Understanding an upper bound in the analysis of Karger's algorithm

Question

I'm reading the wiki page of Karger's algorithm for a self-study of CLRS to get some and I'm confused by one of the bounds they have.

Here, under the section about finding all min cuts, they have this line $$(1-P(n))^{O(\log^{2} n)} \le (1-\frac{c}{\ln n})^{\frac{3}{c} \ln^{2} n}$$. I get that they are using the definition of big O to insert these constants, but what feels fishy to me is the choice for the constant in the exponent of $\log^{2} n$ of $\frac{3}{c}$. Why can't I just choose the coefficient to just be, $\frac{2}{c}$ and get a tighter bound?

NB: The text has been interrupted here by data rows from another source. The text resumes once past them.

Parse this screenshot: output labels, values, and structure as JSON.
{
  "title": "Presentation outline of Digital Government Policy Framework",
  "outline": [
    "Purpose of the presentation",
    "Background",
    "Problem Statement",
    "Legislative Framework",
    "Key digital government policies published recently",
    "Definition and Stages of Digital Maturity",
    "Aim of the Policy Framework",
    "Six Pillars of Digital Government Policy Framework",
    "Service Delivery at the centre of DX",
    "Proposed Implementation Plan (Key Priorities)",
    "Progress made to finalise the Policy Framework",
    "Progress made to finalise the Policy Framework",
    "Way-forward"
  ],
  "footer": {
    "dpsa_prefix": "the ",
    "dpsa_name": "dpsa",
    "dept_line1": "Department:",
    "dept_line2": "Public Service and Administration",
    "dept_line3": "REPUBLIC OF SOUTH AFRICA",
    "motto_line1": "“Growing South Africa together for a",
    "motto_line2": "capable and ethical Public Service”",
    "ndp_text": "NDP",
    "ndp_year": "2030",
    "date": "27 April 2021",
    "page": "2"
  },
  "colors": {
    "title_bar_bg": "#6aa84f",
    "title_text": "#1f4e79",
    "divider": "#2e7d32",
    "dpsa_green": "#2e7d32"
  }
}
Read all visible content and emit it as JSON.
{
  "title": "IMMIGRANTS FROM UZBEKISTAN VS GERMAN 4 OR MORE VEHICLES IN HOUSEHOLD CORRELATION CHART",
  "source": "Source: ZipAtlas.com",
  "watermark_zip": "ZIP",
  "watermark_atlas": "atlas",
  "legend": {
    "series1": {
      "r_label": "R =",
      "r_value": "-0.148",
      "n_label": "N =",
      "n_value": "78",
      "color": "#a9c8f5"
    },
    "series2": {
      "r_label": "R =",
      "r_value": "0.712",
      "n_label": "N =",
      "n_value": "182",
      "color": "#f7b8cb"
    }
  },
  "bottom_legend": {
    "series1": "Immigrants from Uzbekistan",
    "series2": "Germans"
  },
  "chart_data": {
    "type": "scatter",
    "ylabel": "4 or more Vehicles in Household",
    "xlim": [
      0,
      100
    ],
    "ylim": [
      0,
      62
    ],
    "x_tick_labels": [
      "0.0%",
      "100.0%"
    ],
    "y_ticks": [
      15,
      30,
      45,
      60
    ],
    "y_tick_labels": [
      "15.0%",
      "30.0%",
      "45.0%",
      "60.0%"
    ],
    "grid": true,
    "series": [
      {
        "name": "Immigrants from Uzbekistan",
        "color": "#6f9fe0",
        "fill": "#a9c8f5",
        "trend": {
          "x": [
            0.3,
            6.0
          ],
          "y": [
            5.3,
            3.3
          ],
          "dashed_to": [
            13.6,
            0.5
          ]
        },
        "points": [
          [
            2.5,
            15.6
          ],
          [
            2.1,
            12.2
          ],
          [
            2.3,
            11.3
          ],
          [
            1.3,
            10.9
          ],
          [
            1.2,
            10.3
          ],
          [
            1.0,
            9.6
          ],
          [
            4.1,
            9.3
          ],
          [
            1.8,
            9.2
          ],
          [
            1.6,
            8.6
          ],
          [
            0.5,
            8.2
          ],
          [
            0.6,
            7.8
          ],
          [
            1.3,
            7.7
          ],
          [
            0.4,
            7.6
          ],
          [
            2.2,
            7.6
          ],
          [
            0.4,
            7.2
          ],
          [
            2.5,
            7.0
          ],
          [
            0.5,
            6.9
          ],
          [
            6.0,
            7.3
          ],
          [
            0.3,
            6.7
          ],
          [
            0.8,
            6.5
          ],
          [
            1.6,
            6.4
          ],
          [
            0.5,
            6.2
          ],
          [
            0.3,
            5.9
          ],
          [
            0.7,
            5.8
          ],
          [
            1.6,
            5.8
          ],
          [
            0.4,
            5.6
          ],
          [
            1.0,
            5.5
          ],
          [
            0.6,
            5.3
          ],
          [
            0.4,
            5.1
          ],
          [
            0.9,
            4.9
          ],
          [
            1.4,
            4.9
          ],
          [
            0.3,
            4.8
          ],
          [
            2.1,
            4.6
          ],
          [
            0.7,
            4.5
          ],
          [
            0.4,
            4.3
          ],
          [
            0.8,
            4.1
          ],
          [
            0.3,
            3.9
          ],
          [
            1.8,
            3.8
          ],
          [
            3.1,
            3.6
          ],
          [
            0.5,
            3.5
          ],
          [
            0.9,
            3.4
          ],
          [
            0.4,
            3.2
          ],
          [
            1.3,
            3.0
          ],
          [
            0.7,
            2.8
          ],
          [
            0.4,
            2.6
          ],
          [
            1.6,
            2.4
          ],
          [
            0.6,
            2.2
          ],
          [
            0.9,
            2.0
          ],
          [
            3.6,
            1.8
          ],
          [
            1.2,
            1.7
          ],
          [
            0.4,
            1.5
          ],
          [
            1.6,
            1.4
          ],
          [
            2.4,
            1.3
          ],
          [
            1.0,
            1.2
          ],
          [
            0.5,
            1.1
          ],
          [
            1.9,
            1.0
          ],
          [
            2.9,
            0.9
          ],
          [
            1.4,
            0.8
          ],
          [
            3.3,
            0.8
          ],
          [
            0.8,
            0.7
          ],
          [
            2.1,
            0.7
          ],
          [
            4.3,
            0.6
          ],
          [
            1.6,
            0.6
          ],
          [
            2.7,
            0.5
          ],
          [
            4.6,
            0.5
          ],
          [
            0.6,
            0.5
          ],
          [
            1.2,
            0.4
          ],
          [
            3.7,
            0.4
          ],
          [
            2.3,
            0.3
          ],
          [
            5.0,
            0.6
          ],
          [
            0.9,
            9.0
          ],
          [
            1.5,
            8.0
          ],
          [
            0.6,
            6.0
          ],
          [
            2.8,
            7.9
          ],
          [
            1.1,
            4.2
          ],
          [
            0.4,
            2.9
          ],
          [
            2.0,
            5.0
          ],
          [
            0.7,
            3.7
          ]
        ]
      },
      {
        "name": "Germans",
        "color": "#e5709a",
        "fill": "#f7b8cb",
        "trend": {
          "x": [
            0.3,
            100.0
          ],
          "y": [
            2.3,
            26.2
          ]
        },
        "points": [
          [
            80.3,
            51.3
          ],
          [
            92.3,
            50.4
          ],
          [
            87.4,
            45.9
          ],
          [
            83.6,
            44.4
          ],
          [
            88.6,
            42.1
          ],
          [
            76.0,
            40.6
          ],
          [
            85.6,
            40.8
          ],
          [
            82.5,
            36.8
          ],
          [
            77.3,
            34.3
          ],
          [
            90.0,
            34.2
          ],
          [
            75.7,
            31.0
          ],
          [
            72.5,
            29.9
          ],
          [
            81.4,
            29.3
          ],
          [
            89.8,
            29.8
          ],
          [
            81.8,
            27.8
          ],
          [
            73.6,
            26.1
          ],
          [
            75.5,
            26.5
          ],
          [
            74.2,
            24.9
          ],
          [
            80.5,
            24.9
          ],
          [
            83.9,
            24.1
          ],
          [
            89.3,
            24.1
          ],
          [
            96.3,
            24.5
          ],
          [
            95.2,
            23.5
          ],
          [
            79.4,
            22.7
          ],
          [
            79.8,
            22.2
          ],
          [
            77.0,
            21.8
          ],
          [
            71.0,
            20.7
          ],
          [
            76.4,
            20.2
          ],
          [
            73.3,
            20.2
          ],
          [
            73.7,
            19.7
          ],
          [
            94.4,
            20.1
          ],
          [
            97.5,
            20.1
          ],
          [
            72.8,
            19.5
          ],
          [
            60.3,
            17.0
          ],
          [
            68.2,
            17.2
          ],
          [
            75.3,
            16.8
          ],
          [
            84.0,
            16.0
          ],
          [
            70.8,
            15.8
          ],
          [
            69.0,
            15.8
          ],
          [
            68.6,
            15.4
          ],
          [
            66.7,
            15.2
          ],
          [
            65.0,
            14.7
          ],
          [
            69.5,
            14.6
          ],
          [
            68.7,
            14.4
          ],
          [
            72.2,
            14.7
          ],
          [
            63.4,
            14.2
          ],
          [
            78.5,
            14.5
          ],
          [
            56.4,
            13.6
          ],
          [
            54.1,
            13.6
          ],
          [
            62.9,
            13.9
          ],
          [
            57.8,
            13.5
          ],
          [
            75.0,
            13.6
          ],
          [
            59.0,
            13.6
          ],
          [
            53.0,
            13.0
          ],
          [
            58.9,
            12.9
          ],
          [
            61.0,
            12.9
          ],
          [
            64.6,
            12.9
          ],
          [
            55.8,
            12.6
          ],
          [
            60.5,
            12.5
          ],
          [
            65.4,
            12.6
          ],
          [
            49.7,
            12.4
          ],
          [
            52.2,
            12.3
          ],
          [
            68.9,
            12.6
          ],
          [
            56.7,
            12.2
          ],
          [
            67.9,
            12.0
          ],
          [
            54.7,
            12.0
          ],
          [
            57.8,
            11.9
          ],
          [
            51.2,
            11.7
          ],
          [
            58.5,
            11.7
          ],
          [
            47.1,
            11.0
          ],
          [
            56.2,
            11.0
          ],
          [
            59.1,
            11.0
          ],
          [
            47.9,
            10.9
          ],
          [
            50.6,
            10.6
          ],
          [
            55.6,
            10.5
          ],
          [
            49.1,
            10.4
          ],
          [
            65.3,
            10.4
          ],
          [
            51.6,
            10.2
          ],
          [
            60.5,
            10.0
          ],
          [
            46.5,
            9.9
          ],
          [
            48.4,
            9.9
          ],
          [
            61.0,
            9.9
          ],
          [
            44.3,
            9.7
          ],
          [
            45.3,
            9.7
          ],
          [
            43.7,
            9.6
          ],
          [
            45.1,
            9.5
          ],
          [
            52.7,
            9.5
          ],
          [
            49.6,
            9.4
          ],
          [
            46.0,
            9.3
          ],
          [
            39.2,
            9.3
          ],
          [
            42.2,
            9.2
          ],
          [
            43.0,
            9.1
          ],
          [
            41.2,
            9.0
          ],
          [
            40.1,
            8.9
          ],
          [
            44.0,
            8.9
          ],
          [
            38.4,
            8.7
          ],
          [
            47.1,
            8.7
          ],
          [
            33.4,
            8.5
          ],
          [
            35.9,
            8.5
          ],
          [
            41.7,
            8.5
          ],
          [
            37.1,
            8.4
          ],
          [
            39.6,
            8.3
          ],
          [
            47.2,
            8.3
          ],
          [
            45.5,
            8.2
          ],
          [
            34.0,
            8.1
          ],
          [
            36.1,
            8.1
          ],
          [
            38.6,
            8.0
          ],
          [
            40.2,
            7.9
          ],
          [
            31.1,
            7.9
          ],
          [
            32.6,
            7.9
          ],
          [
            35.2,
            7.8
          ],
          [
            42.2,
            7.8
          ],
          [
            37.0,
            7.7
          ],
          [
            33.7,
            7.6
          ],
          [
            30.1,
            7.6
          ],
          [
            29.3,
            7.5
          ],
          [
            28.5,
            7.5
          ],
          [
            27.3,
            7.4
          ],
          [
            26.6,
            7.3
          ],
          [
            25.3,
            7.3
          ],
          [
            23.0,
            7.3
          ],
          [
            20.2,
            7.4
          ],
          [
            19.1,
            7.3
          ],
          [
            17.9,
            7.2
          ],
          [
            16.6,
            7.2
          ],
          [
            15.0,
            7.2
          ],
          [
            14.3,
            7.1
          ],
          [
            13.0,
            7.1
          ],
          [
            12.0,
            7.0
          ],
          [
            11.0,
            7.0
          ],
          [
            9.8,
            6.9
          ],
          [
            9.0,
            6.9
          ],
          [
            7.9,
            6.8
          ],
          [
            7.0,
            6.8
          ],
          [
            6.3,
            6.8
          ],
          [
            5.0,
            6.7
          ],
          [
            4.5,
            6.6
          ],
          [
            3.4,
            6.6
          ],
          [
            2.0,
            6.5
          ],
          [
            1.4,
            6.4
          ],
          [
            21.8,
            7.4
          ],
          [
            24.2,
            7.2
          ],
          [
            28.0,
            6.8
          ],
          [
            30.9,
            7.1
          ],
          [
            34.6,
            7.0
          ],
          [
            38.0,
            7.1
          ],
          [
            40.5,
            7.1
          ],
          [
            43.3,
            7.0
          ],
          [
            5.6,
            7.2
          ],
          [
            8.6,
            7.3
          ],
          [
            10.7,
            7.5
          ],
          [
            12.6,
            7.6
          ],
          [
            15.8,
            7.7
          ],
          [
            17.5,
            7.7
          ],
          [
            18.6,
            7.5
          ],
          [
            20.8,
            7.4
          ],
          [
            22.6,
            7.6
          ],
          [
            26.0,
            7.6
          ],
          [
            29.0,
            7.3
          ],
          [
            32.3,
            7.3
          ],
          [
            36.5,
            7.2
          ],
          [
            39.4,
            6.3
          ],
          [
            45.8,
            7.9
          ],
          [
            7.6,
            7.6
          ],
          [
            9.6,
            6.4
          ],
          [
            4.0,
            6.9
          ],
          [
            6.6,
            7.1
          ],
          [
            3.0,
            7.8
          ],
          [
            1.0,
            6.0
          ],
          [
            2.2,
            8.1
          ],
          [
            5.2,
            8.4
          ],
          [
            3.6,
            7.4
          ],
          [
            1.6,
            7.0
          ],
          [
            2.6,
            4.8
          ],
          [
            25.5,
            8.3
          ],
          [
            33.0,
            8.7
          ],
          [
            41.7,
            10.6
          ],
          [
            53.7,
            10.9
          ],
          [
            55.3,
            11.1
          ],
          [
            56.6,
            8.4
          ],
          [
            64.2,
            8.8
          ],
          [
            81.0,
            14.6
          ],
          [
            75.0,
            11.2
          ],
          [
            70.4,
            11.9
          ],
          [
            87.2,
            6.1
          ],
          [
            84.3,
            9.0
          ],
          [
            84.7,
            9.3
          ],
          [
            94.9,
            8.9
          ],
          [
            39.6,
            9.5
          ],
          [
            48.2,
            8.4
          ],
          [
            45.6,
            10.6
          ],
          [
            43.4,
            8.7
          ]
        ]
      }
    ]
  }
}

How do they know here that $\frac{3}{c}$ is the smallest coefficient that may be chosen?

I understand the rest of the argument, for the record (They're using $e^{x} \ge 1+x$)

Answer 1

$$(1-P(n))^{O(\log^{2} n)} \le (1-\frac{c}{\ln n})^{\frac{3}{c} \ln^{2} n}$$

First, to get a tighter bound, you should choose $\frac{4}{c}$ or larger, instead of $\frac{2}{c}$ or smaller.

In particular, the probability for $\frac{2}{c}$ is $$\textrm{Pr}[\textrm{miss any min-cut}] \le O(1).$$ This does not make sense for a probability value.

Second, the larger the chosen coefficient is, the higher the time complexity of the algorithm is (to achieve a tighter bound). That is, there is a trade-off.

Answer 2

The point here is that at the end the argument will use a union bound over all the $O(n^2)$ min cuts. So the failure probability for a single minimum cut needs to be $o(n^{-2})$ for this to give any useful information.

An alternative would be to try and replace the union bound with a more precise argument, but since a cycle has $\Omega(n^2)$ min cuts, this won't work in general.